The tears in her eyes were a surprise. So was her description of the dark master of Knob Hill. “Kind” would not have been the word I chose for Hamilton the Fifth. “What about Sylvia?”
“She was away most of the summer. Mrs. Garrett had sent her to Switzerland because she didn’t want her home. No one ever talked about her. It was sad, like there was something wrong with her and they all pretended she didn’t exist.”
“And Mrs. Garrett?”
“She was a beautiful woman. She’d sit out by the pool and drink gin rickeys in a pewter cup with her name inscribed on it. Then she’d swim laps and get out, all sleek and wet, and drink more. Her friends would come over and they’d laugh together. They had beautiful teeth and dark sunglasses and big hats, and they laughed all summer.” She rested her hands on the table. “She had all these fancy bottles, and I hated dusting them.
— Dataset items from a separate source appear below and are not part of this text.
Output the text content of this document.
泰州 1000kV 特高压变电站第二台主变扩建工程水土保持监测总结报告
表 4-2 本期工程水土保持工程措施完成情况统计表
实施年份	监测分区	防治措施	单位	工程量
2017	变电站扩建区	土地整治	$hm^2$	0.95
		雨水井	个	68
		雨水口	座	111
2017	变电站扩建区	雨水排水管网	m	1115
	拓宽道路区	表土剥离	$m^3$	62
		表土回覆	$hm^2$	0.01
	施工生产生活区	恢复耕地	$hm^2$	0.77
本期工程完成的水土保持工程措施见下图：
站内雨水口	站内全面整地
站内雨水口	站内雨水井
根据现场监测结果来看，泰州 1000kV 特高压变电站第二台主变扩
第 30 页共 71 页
I was afraid I’d break one.”
“Did she have a boyfriend?”
Tammy looked up at me. “I couldn’t say. There were always men there. All the time.”
“And Mr. Garrett, what was he like?”
“He was at work a lot. I’d see him, sometimes, in the upstairs window looking down at his wife. I think no matter what she did, he would always have loved her.”
I’d come to the conclusion that if Hamilton the Fourth had been murdered, it was the lover who pulled the trigger. My take on Veronica was that she was too smart to do the deed herself.
“What men were around?” I pressed, thinking maybe a naive young girl wouldn’t notice flirtations. I wanted names.
“The husbands of her friends, businessmen, Hamilton’s friends, hired help. That was a house full of men.”
“Did Mrs. Garrett pay any of them special attention?”